UK leadership influences CITES ban on live elephant exports
There is coverage running in the Telegraph, BBC News, Guardian, Daily Mail and CBBC Newsround on news that a live export ban on elephants will be introduced, following agreement at the Convention for International Trade in Endangered Species (CITES) conference in Switzerland.
The Telegraph notes in its coverage that ‘heated backroom talks with Defra ministers’ led to the EU performing a ‘spectacular U-Turn’ which enabled the international legislation to be voted through.
International Environment Minister Zac Goldsmith said:
“This country has a very strong track record when it comes to conservation of species like elephants, including introducing world-leading legislation banning the trade in ivory.
“This vote is another example of British officials working hard to influence the EU and international community, as a world leader on environmental issues, to make the right decision for wildlife. I am appalled by the prospect of baby elephants being captured and sent off to foreign countries - and am thrilled this will now stop, thanks to UK leadership.”
Reporting notes the trade in wild elephants will be heavily regulated and only allowed in ‘exceptional’ circumstances, and each case will be brought before the CITES committee.
The UK participated in these discussions at the conference along with EU partners, and the decision has been widely welcomed. Our aim, as always, is to protect endangered species at risk of over-exploitation as a result of international trade, and this is at the heart of our considerations.
Today Programme previews National Parks review
This morning (28 August), BBC Radio 4 ran a special Today Programme feature from Edale in the Peak District to both commemorate the 70th anniversary of National Parks legislation and preview the recommendations from the Designated Landscapes Review, set to be published this Autumn.
Over the last year, review lead and writer Julian Glover has been exploring whether there are opportunities to expand and strengthen the network of National Parks and Areas of Outstanding Natural Beauty, improve wildlife, and better connect people with nature.
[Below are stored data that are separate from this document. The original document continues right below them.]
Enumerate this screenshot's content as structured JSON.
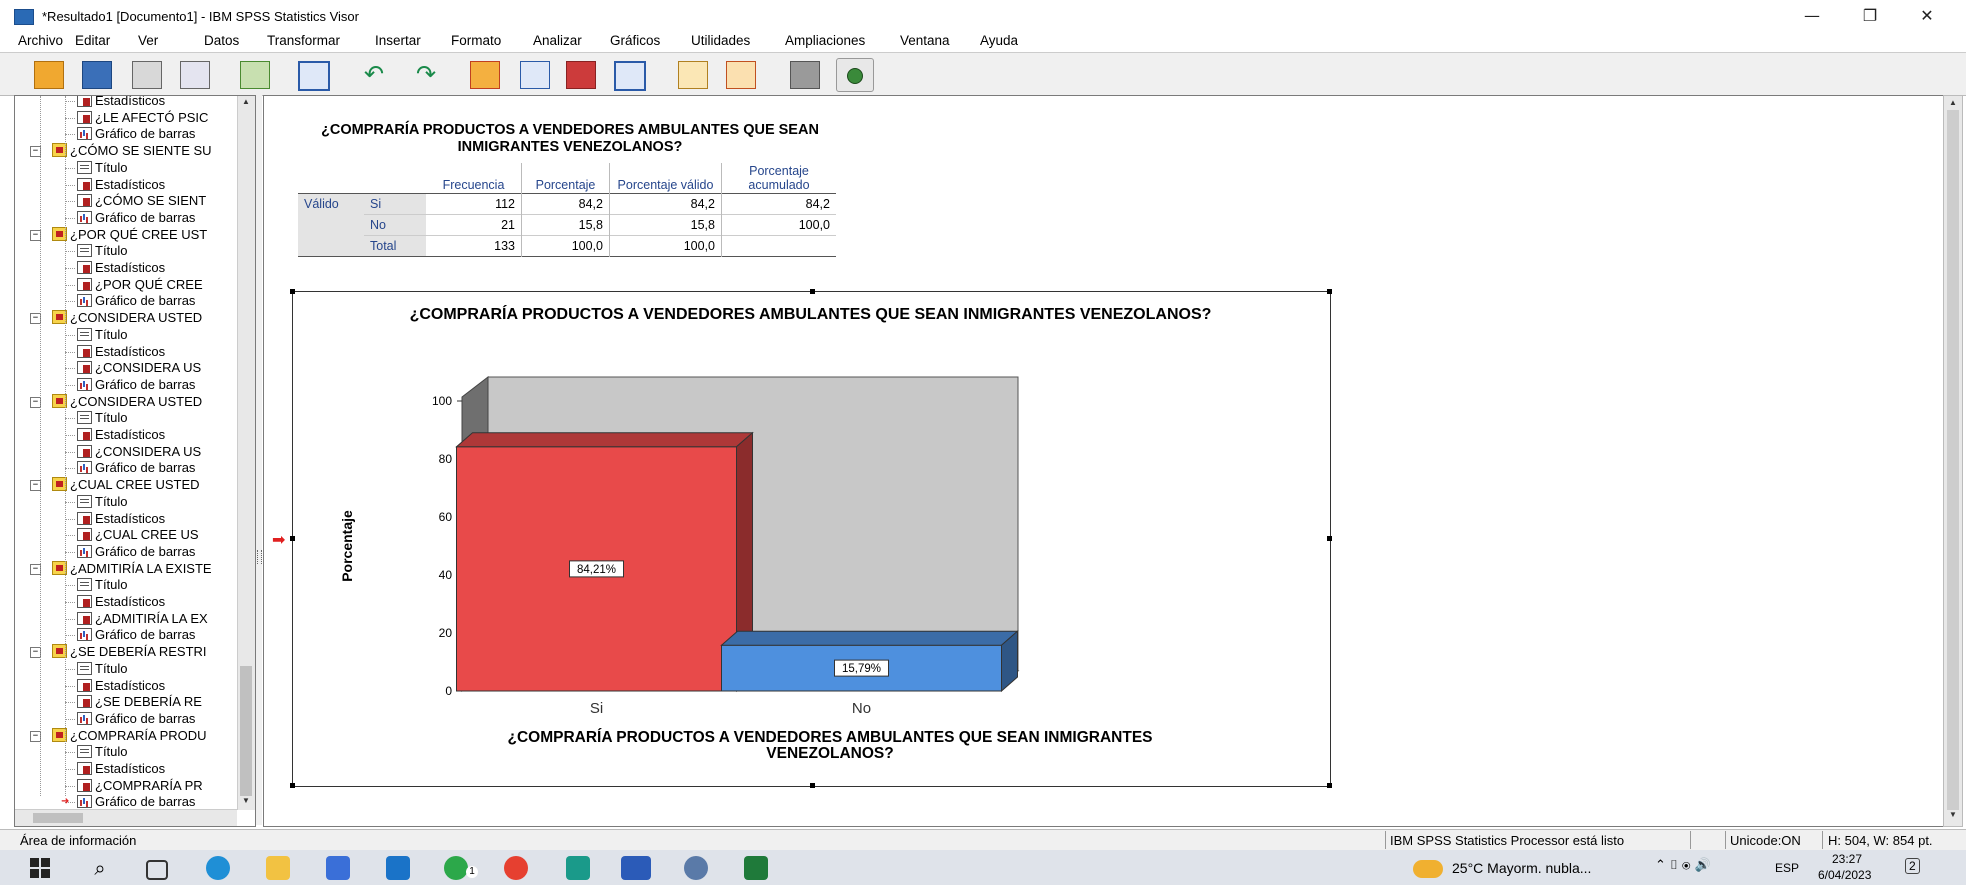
{
  "window": {
    "title": "*Resultado1 [Documento1] - IBM SPSS Statistics Visor",
    "minimize": "—",
    "restore": "❐",
    "close": "✕"
  },
  "menu": [
    "Archivo",
    "Editar",
    "Ver",
    "Datos",
    "Transformar",
    "Insertar",
    "Formato",
    "Analizar",
    "Gráficos",
    "Utilidades",
    "Ampliaciones",
    "Ventana",
    "Ayuda"
  ],
  "toolbar": [
    "open-icon",
    "save-icon",
    "print-icon",
    "print-preview-icon",
    "export-icon",
    "recall-dialog-icon",
    "undo-icon",
    "redo-icon",
    "goto-data-icon",
    "goto-case-icon",
    "variables-icon",
    "select-cases-icon",
    "insert-heading-icon",
    "insert-text-icon",
    "hide-icon",
    "show-icon"
  ],
  "nav": {
    "rows": [
      {
        "label": "Estadísticos",
        "type": "table"
      },
      {
        "label": "¿LE AFECTÓ PSIC",
        "type": "table"
      },
      {
        "label": "Gráfico de barras",
        "type": "chart"
      },
      {
        "label": "¿CÓMO SE SIENTE SU",
        "type": "folder"
      },
      {
        "label": "Título",
        "type": "title"
      },
      {
        "label": "Estadísticos",
        "type": "table"
      },
      {
        "label": "¿CÓMO SE SIENT",
        "type": "table"
      },
      {
        "label": "Gráfico de barras",
        "type": "chart"
      },
      {
        "label": "¿POR QUÉ CREE UST",
        "type": "folder"
      },
      {
        "label": "Título",
        "type": "title"
      },
      {
        "label": "Estadísticos",
        "type": "table"
      },
      {
        "label": "¿POR QUÉ CREE",
        "type": "table"
      },
      {
        "label": "Gráfico de barras",
        "type": "chart"
      },
      {
        "label": "¿CONSIDERA USTED",
        "type": "folder"
      },
      {
        "label": "Título",
        "type": "title"
      },
      {
        "label": "Estadísticos",
        "type": "table"
      },
      {
        "label": "¿CONSIDERA US",
        "type": "table"
      },
      {
        "label": "Gráfico de barras",
        "type": "chart"
      },
      {
        "label": "¿CONSIDERA USTED",
        "type": "folder"
      },
      {
        "label": "Título",
        "type": "title"
      },
      {
        "label": "Estadísticos",
        "type": "table"
      },
      {
        "label": "¿CONSIDERA US",
        "type": "table"
      },
      {
        "label": "Gráfico de barras",
        "type": "chart"
      },
      {
        "label": "¿CUAL CREE USTED",
        "type": "folder"
      },
      {
        "label": "Título",
        "type": "title"
      },
      {
        "label": "Estadísticos",
        "type": "table"
      },
      {
        "label": "¿CUAL CREE US",
        "type": "table"
      },
      {
        "label": "Gráfico de barras",
        "type": "chart"
      },
      {
        "label": "¿ADMITIRÍA LA EXISTE",
        "type": "folder"
      },
      {
        "label": "Título",
        "type": "title"
      },
      {
        "label": "Estadísticos",
        "type": "table"
      },
      {
        "label": "¿ADMITIRÍA LA EX",
        "type": "table"
      },
      {
        "label": "Gráfico de barras",
        "type": "chart"
      },
      {
        "label": "¿SE DEBERÍA RESTRI",
        "type": "folder"
      },
      {
        "label": "Título",
        "type": "title"
      },
      {
        "label": "Estadísticos",
        "type": "table"
      },
      {
        "label": "¿SE DEBERÍA RE",
        "type": "table"
      },
      {
        "label": "Gráfico de barras",
        "type": "chart"
      },
      {
        "label": "¿COMPRARÍA PRODU",
        "type": "folder"
      },
      {
        "label": "Título",
        "type": "title"
      },
      {
        "label": "Estadísticos",
        "type": "table"
      },
      {
        "label": "¿COMPRARÍA PR",
        "type": "table"
      },
      {
        "label": "Gráfico de barras",
        "type": "chart"
      }
    ]
  },
  "freq_table": {
    "title": "¿COMPRARÍA PRODUCTOS A VENDEDORES AMBULANTES QUE SEAN INMIGRANTES VENEZOLANOS?",
    "headers": [
      "Frecuencia",
      "Porcentaje",
      "Porcentaje válido",
      "Porcentaje acumulado"
    ],
    "group_label": "Válido",
    "rows": [
      {
        "label": "Si",
        "frecuencia": "112",
        "porcentaje": "84,2",
        "valido": "84,2",
        "acumulado": "84,2"
      },
      {
        "label": "No",
        "frecuencia": "21",
        "porcentaje": "15,8",
        "valido": "15,8",
        "acumulado": "100,0"
      },
      {
        "label": "Total",
        "frecuencia": "133",
        "porcentaje": "100,0",
        "valido": "100,0",
        "acumulado": ""
      }
    ]
  },
  "chart_data": {
    "type": "bar",
    "title": "¿COMPRARÍA PRODUCTOS A VENDEDORES AMBULANTES QUE SEAN INMIGRANTES VENEZOLANOS?",
    "xlabel": "¿COMPRARÍA PRODUCTOS A VENDEDORES AMBULANTES QUE SEAN INMIGRANTES VENEZOLANOS?",
    "ylabel": "Porcentaje",
    "categories": [
      "Si",
      "No"
    ],
    "values": [
      84.21,
      15.79
    ],
    "data_labels": [
      "84,21%",
      "15,79%"
    ],
    "yticks": [
      0,
      20,
      40,
      60,
      80,
      100
    ],
    "ylim": [
      0,
      100
    ],
    "colors": [
      "#e84a4a",
      "#4e90de"
    ],
    "style": "3d"
  },
  "status": {
    "info": "Área de información",
    "processor": "IBM SPSS Statistics Processor está listo",
    "unicode": "Unicode:ON",
    "size": "H: 504, W: 854 pt."
  },
  "taskbar": {
    "weather": "25°C  Mayorm. nubla...",
    "lang": "ESP",
    "time": "23:27",
    "date": "6/04/2023",
    "notifications": "2",
    "whatsapp_badge": "1"
  }
}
The review will report on what could be done better, what changes are needed, and whether definitions and systems for our protected landscapes – which in many cases date back to their original creation 70 years ago – are still fit for purpose.
The Today Programme focused on Glover’s recommendations for a national ranger service in National Parks to help boost access to nature among young people, city dwellers and minority groups.
Alongside Glover, the programme heard from a range of voices including conservationist and Review panel member Jake Fiennes, NFU advisor for Derbyshire Andrew Critchlow, Northumberland National Park Chief Executive Tony Gates, rangers from different parks, national park campaigners and nature writers.
Natural England Chair Tony Juniper spoke about the opportunity for the review to ensure that designated landscapes can address issues such as climate change, environmental degradation and access to the natural environment.
He noted that “The National Park network and the AONBs could be a huge opportunity for us to be reversing the fortunes of those disappearing creatures and plants”, and went on to say that “on top of all of those big environmental and ecological opportunities there are the huge public health benefits that we know come from access to the natural environment.”
Pointing to the 70th anniversary of the National Parks and Access to the Countryside Act, he talked about reinvigorating the spirit of 1949 to “enable people to get out and enjoy these wonderful places.”
An interim report of the Designated Landscapes Review was published in July and Julian Glover’s final recommendations will be published this Autumn.